Sunday, January 12, 2025

yearning for freedom

 the traditional storyteller, the keeper of family histories, character asides, and the essence of the very fabric of our lives, told stories for us and for our children. they told stories for our grandchildren. they told stories that one day would touch and be a conduit to the old ways, the old country, the old ones who have passed before us.

and now, that task has passed to me. the line is not my responsibility, but the story of our line is. and no matter how vocal my predecessor was, it is my time to speak, to rhyme, to reason- to tell the history as it was told to me. and maybe make it a little more interesting in the approach to it, without sacrificing the truth.

because in that line there were character models, there were people striving to touch the tops of mountains, to settle safely in their valleys, to be free in a crooked land... 

to be a character yearning for freedom.

such was the story of little Jimmy, a man with a pike, and a hoe, an axe, and a rake. a man of the land he did not even own. a man, who, oppressed as he was, looked out upon his fields yearning to call every foot, every yard, between the rock walls...his own.
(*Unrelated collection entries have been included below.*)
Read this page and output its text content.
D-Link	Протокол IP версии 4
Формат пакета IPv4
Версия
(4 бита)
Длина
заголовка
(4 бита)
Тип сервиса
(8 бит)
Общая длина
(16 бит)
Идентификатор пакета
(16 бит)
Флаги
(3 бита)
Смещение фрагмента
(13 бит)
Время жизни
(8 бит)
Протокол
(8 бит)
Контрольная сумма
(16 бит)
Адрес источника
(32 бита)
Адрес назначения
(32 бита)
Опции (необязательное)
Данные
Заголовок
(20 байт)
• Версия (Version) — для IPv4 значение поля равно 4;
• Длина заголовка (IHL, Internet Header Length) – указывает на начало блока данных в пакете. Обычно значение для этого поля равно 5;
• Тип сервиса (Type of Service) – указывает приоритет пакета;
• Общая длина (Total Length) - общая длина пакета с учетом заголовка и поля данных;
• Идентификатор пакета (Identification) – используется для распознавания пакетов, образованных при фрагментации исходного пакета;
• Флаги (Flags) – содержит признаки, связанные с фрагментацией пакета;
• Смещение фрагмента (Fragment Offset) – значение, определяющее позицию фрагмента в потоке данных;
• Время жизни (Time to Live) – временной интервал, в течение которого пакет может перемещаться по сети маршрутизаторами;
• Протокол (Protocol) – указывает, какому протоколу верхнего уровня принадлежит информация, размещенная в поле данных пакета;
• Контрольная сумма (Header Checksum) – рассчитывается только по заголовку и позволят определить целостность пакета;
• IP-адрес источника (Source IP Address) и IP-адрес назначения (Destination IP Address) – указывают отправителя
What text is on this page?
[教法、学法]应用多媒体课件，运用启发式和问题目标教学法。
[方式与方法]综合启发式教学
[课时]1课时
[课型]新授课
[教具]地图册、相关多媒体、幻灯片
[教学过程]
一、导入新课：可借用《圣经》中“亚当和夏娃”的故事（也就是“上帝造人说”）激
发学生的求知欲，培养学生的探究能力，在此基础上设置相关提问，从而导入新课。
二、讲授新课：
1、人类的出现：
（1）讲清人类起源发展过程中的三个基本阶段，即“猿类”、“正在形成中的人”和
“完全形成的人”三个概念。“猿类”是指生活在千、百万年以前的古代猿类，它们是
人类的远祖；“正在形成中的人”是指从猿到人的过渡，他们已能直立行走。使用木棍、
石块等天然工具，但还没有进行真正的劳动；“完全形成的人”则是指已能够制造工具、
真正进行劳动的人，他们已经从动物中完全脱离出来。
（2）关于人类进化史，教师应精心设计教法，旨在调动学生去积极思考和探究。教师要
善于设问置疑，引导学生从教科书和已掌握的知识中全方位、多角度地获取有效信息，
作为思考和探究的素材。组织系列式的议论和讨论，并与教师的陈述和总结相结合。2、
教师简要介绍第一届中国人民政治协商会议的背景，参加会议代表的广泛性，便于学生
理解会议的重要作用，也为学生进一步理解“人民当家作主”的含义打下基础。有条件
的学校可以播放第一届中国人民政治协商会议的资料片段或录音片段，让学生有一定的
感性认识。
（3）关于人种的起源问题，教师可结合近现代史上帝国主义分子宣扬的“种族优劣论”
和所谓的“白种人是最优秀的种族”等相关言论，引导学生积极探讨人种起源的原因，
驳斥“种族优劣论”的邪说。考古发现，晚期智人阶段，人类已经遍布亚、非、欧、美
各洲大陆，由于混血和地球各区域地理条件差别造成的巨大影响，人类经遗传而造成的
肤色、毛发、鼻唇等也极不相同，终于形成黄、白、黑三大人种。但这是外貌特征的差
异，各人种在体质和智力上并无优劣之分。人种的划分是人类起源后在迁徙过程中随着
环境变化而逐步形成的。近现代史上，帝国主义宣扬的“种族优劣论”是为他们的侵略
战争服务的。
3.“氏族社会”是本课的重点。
his neighbors...most of them...had a similar story. and some of them looked around and saw the injustice and called for action. the kind of action you could do without losing everything you owned. and then some.

when you work yourself tired every night, to sit by the fire in the thatched house and wonder where your life has gone, surely, that in itself, may become a burden. not just for yourself, but for the wife, the child in her rocker, and your neighbors. when you are all afraid to act, because the history against your own has been brutal, you tend to steep in anger or relax in defeat.

but little Jimmy refused to sit still. he was neither little, nor in a mindset of defeat. he spoke the language of the sod with his neighbors- the one his oppressors could not understand- and as time passed, small measures became bigger measures until little Jimmy joined some of his neighbors by the light of the moon. 

in the dark farm country of rural Ireland in the 19th century, the British had a singular disadvantage- they lacked the same desire for freedom.

i have no idea how many times my ancestor Jimmy showed up at the meeting by the ford or at the clump of holly trees, but the meetings were frequent enough that he, and his fellow Moonlighters, up to mischief in the eyes of his masters, finally found themselves bound in chains and heading for Australia. 

many a man, yearning for freedom, found himself on a boat for the penal colony on the other side of the world. many lost ties forever with their kinfolk. the branch of Jimmy's line disappears in a mist of history, the details forgotten by the ones who have passed beyond.

but the story reminds those who now live, and who will follow me, that there was a character within our family who fought oppression the best he could and suffered a life of exile because he fought to free his family from tyranny. my children, my grandchildren, and my cousins should know what i know, that the story passes on, that we remember that our line has always fought for freedom, for a better life for our families. it is a story reminding us that we should never take our freedom for granted, because what we have, they did not have.